When compared with the economic carnage caused by the pandemic last spring, this year’s second-quarter earnings season is expected to be one big love-in.
Total earnings for companies in the S&P/TSX Composite Index are estimated to rise by 98 per cent year-over-year and 65.4 per cent for those in the S&P 500 index, according to Refinitiv data, driven largely by industrials, energy and consumer stocks.
Still, as earnings reports start to roll out in the weeks ahead, many investors will be watching for what could ruin the recovery celebration, including signs of runaway inflation and supply chain constraints that threaten to curb the comeback enthusiasm.
Starting Tuesday, earnings reports are due from JPMorgan Chase & Co. , Goldman Sachs Group Inc. , Bank of America Corp. and other big banks, kicking off the quarterly results season. Most big U.S. banks are expected to report a large rebound in quarterly profits even with trading income falling and revenue stalling on low interest rates and weak demand.
More broadly, investors this earnings season will also be looking to see how certain companies that directly benefited from the pandemic lockdowns can maintain their rise in revenues, such as Zoom Video Communications Inc. (now synonymous with the burnout phrase “Zoom fatigue”) and many fitness fanatics’ favourite brand, Peloton Interactive Inc.
The technology sector will be one to follow, money managers say, to see how it can sustain its supercharged growth, driven by people living, working and working out from their at-home computers.
“The winners and losers will be very company-specific,” says Jennifer Radman, portfolio manager and head of investments at Caldwell Investment Management Ltd. in Toronto.
That’s unlike last year, when the whole tech sector did well in the April-to-June quarter, which covered the entire initial stage of global COVID-19 lockdowns.
Some technology stocks are still way up, such as Amazon.com Inc. and Facebook Inc. , while others have been choppier over the past year, such as Shopify Inc. and Netflix Inc. Meantime, Zoom and Peloton are both down double-digits from their pandemic-era highs late last year.
“I think in this earnings season, you’re going to see a bit more divergence within the sector,” Ms. Radman says.
She will also be watching to see how companies are coping with inflationary pressures, everything from skyrocketing prices of raw materials and labour to anything else that’s in short supply.
“How companies are going to navigate that environment I think will be a big theme that continues from last quarter,” she says.
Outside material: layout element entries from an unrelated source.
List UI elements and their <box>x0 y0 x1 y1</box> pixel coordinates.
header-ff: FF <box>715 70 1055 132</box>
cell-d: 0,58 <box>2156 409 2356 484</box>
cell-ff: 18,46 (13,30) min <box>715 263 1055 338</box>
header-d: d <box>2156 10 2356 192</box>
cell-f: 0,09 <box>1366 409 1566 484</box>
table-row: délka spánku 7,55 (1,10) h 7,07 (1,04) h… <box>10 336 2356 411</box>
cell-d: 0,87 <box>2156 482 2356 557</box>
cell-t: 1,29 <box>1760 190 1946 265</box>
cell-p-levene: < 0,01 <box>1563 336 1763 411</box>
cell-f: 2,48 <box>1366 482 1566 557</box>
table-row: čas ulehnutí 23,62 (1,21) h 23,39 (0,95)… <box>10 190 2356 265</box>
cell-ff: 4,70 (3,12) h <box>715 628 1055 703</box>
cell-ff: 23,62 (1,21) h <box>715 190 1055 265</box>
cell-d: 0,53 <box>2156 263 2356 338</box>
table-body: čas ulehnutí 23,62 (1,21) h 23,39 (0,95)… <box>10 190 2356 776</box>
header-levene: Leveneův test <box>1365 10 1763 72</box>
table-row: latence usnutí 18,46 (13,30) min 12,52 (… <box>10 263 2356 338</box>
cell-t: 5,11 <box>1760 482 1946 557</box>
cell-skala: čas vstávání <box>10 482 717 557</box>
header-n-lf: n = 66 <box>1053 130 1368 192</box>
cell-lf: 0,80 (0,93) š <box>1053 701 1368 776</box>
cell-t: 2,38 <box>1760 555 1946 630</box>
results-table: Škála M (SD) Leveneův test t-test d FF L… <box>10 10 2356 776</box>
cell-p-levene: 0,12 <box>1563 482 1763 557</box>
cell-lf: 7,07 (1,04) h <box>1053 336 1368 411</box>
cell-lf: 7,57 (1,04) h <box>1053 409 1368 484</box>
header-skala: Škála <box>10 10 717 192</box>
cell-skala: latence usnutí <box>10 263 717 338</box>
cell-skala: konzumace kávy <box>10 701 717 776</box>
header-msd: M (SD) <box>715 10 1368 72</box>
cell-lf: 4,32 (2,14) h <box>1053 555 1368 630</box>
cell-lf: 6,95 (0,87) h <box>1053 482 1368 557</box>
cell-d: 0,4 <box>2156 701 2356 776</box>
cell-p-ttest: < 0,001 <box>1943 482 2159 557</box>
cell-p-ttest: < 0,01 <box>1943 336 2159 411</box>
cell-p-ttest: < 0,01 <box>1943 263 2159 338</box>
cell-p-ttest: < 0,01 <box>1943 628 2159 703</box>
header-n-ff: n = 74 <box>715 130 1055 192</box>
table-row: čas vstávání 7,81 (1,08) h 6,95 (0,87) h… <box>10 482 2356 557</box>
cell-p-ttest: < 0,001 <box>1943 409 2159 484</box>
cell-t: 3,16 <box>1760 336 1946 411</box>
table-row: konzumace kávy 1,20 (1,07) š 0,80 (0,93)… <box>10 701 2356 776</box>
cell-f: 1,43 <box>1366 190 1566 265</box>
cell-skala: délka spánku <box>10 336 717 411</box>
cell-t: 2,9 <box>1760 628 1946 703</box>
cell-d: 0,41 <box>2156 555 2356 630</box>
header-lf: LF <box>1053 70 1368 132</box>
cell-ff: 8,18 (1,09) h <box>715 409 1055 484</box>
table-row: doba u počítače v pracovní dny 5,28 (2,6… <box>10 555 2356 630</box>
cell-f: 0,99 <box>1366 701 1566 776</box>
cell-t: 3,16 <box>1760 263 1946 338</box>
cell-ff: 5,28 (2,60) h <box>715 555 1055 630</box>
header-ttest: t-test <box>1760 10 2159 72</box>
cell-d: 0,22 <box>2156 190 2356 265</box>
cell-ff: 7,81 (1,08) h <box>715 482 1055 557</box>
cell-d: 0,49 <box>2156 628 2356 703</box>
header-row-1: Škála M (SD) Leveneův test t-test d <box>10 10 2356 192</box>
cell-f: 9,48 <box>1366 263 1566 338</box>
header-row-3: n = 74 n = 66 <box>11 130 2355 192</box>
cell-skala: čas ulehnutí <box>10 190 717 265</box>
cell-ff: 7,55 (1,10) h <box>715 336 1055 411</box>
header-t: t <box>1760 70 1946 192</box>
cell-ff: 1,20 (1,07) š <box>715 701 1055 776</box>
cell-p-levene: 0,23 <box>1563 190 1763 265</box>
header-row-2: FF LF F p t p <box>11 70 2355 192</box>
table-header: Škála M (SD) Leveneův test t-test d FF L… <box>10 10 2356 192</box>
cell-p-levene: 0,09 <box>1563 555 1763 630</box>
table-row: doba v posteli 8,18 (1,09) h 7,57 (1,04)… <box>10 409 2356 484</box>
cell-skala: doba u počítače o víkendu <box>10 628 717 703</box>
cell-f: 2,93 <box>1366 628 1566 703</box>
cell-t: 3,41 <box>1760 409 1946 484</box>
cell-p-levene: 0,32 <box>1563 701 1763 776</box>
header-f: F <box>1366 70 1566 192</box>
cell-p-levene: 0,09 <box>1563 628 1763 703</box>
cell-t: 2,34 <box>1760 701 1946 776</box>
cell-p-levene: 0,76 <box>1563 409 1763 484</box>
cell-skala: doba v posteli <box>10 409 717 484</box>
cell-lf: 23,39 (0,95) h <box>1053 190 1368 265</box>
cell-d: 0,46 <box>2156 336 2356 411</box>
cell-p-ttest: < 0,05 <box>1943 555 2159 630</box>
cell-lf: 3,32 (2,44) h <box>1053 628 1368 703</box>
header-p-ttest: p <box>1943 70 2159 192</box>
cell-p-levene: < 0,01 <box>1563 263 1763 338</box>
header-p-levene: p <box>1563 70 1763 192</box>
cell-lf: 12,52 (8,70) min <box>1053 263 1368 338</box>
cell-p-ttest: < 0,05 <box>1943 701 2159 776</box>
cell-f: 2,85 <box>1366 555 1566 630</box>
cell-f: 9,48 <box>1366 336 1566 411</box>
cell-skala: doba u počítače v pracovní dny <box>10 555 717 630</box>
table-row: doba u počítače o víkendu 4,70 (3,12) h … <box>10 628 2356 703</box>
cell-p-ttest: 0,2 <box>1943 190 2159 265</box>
Jason Del Vicario, a portfolio manager at Vancouver-based Hillside Wealth Management, a division of iA Private Wealth, says he’ll also be analyzing some of the management comments around inflationary pressures, as well as insights on how global supply chain disruptions might be affecting different companies. An example is discount retailer Dollarama Inc. , which his investment firm owns for clients.
“It’ll be interesting to hear management talk about whether that is normalizing or if it’s a new normal – and whether they’re having to diversify their supply chains,” Mr. Del Vicario says.
Another trend he’s watching is the prospects for acquisition-hungry companies such as Constellation Software Inc. , Alimentation Couche-Tard Inc. and Boyd Group Services Inc. , all of which his firm owns.
Mr. Del Vicario says the pandemic has likely sidelined many potential deals, but the recovery, coupled with stronger balance sheets, could shake loose some transactions.
“It would be interesting to see what those sort of acquisition-driven business models are seeing in terms of owner’s willingness to sell and at what prices,” he says.
He’ll also be watching Big Tech bellwether names including Facebook, another stock his company owns, to see how its advertising revenue has been performing in recent months.
“If people are increasing their ad spend, I think that speaks to [business] confidence going forward,” he says.
And if some of the Big Tech stocks do beat expectations by a wide margin, as they did in the first quarter, Mr. Del Vicario doesn’t think the stocks will surge, given the already high valuations across much of the sector.
“I don’t think the market, in general, will react too favourably to earnings beats, but it might react quite unfavourably to misses,” he says.
Christine Poole, chief executive officer and managing director at Toronto-based GlobeInvest Capital Management Inc., says there are high expectations for this earnings season, given strengthening markets in recent months.
“I think guidance is going to be very important ... to see if this growth is sustainable,” she says.
She says an encouraging sign is the price-earnings multiples for the TSX and S&P are trading at the same levels as in January, at 17.5 times and 22.5 times, respectively.
“That means the growth in the stock market has been driven by earnings growth, instead of valuation multiples expanding,” Ms. Poole explains.
She’ll be paying attention to capital spending levels, to see how much of it will resume after the initial pandemic pause.
“Consumers have kind of led [the recovery], and now we need to see the corporate spending kick in,” she says.
And while there are concerns about the new Delta variant that have recently pushed markets down, Ms. Poole doesn’t see the economy going back into full lockdown.
“The market has done well, but it will continue to be sensitive to news like that,” she says, adding that any pullbacks could be viewed as a buying opportunity for some investors on certain stocks.